November 14, 2018
A recent Law 360 story by John Petrick, “Ex-UBS Analyst Seeks $3.2M in Atty Fees After $1M Jury Win,” reports that an ex-UBS analyst who won a nearly $1 million verdict in his whistleblower suit against his former employer asked a New York federal judge this week to award him $3.2 million in attorneys’ fees, saying that federal securities law requires the bank to fork over the funds. Two law firms that represented former UBS analyst Trevor Murray, who emerged victorious from a nearly seven-year fight with the bank after he alleged he was fired in 2012 for complaining he was being pressured to falsely report better market conditions to boost UBS’ revenue numbers and impress investors, each asked for fees for their work on the case, according to filings.
Now that he’s won a jury verdict in the case, the Sarbanes-Oxley Act provides that the company cover his legal bills from Broach & Stulberg LLP and Herbst Law PLLC, he said in the petitions. “For the entirety of Murray’s struggle, Broach & Stulberg has stood by his side, opposing every defense motion, persisting on his behalf and ultimately, winning and defending a favorable verdict,” Murray said in the petition on that firm’s fees.
Murray filed the lawsuit in February 2014, claiming UBS pressured him to skew his research to support the bank’s CMBS trading and loan origination activities and to report better conditions in the market because the commercial mortgage-backed securities line was a significant revenue generator. In late 2011, Murray allegedly told the bank’s head CMBS trader he was concerned that certain CMBS bonds were overvalued, according to the suit. But Murray was told not to publish anything negative about the bonds because they had been purchased by the UBS trading desk, he claims.
He was fired shortly thereafter, just a month after receiving what he said was an excellent performance review. UBS had pushed back hard against Murray’s contentions in court, including arguing in March 2016 that the Sarbanes-Oxley claims should fail because Murray was terminated as part of a downsizing that resulted from the global financial downturn’s financial impact in 2011. UBS also argued that Murray didn’t have a reasonable belief that the conduct he reported was a violation of applicable laws or regulations, and therefore the court should toss his claims.
But in March 2017, U.S. District Judge Katherine Polk Failla sided with Murray, finding he’d put forward sufficient evidence that he engaged in a protected activity and that the activity was a contributing factor to his termination, and sending the case to trial.
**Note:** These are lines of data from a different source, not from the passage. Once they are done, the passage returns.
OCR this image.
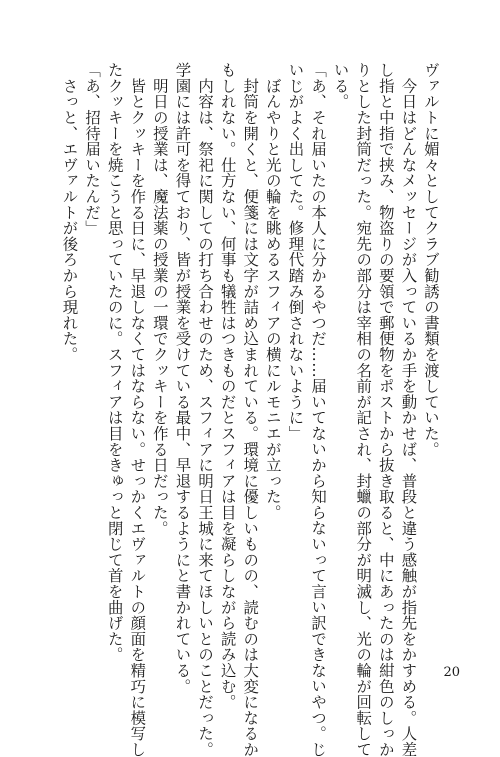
ヴァルトに媚々としてクラブ勧誘の書類を渡していた。
　今日はどんなメッセージが入っているか手を動かせば、普段と違う感触が指先をかすめる。人差
し指と中指で挟み、物盗りの要領で郵便物をポストから抜き取ると、中にあったのは紺色のしっか
りとした封筒だった。宛先の部分は宰相の名前が記され、封蠟の部分が明滅し、光の輪が回転して
いる。
「あ、それ届いたの本人に分かるやつだ……届いてないから知らないって言い訳できないやつ。じ
いじがよく出してた。修理代踏み倒されないように」
　ぼんやりと光の輪を眺めるスフィアの横にルモニエが立った。
　封筒を開くと、便箋には文字が詰め込まれている。環境に優しいものの、読むのは大変になるか
もしれない。仕方ない、何事も犠牲はつきものだとスフィアは目を凝らしながら読み込む。
　内容は、祭祀に関しての打ち合わせのため、スフィアに明日王城に来てほしいとのことだった。
学園には許可を得ており、皆が授業を受けている最中、早退するようにと書かれている。
　明日の授業は、魔法薬の授業の一環でクッキーを作る日だった。
　皆とクッキーを作る日に、早退しなくてはならない。せっかくエヴァルトの顔面を精巧に模写し
たクッキーを焼こうと思っていたのに。スフィアは目をきゅっと閉じて首を曲げた。
「あ、招待届いたんだ」
　さっと、エヴァルトが後ろから現れた。
20
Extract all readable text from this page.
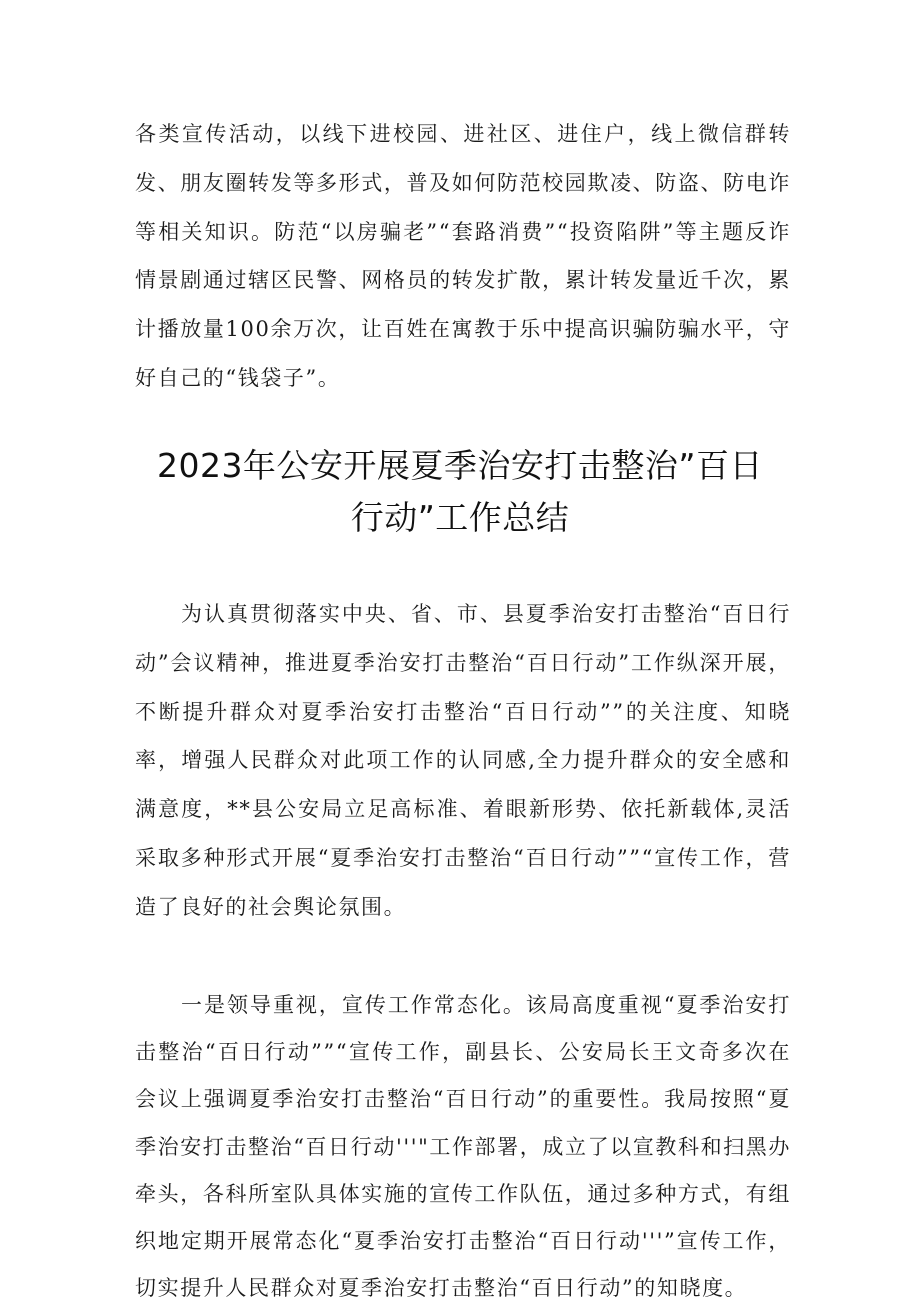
各类宣传活动，以线下进校园、进社区、进住户，线上微信群转发、朋友圈转发等多形式，普及如何防范校园欺凌、防盗、防电诈等相关知识。防范“以房骗老”“套路消费”“投资陷阱”等主题反诈情景剧通过辖区民警、网格员的转发扩散，累计转发量近千次，累计播放量100余万次，让百姓在寓教于乐中提高识骗防骗水平，守好自己的“钱袋子”。

2023年公安开展夏季治安打击整治”百日
行动”工作总结

为认真贯彻落实中央、省、市、县夏季治安打击整治“百日行动”会议精神，推进夏季治安打击整治“百日行动”工作纵深开展，不断提升群众对夏季治安打击整治“百日行动””的关注度、知晓率，增强人民群众对此项工作的认同感,全力提升群众的安全感和满意度，**县公安局立足高标准、着眼新形势、依托新载体,灵活采取多种形式开展“夏季治安打击整治“百日行动””“宣传工作，营造了良好的社会舆论氛围。

一是领导重视，宣传工作常态化。该局高度重视“夏季治安打击整治“百日行动””“宣传工作，副县长、公安局长王文奇多次在会议上强调夏季治安打击整治“百日行动”的重要性。我局按照“夏季治安打击整治“百日行动'''"工作部署，成立了以宣教科和扫黑办牵头，各科所室队具体实施的宣传工作队伍，通过多种方式，有组织地定期开展常态化“夏季治安打击整治“百日行动'''”宣传工作，切实提升人民群众对夏季治安打击整治“百日行动”的知晓度。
After a three-week trial, a jury in Manhattan awarded Murray nearly $1 million, finding he was fired for refusing to skew his research to impress investors, according to filings in the case.
The Herbst law firm in a petition asked for $638,950 to cover attorneys’ fees and another $1,160.55 plus interest in costs, court records show. A day later, Broach & Stulberg filed a petition seeking about $2.6 million for their work on the case.
Peter Stack, a spokesman for UBS, told Law360 the company would challenge the fee bid, noting it was significantly higher than the verdict itself. “The claim of Mr. Murray's attorneys that their efforts should be valued at more than triple the jury's award to Mr. Murray is wholly unwarranted,” Stack said. “We look forward to addressing the matter in court.”
The case is Murray v. UBS Securities LLC et al., case number 1:14-cv-00927, in the U.S. District Court for the Southern District of New York.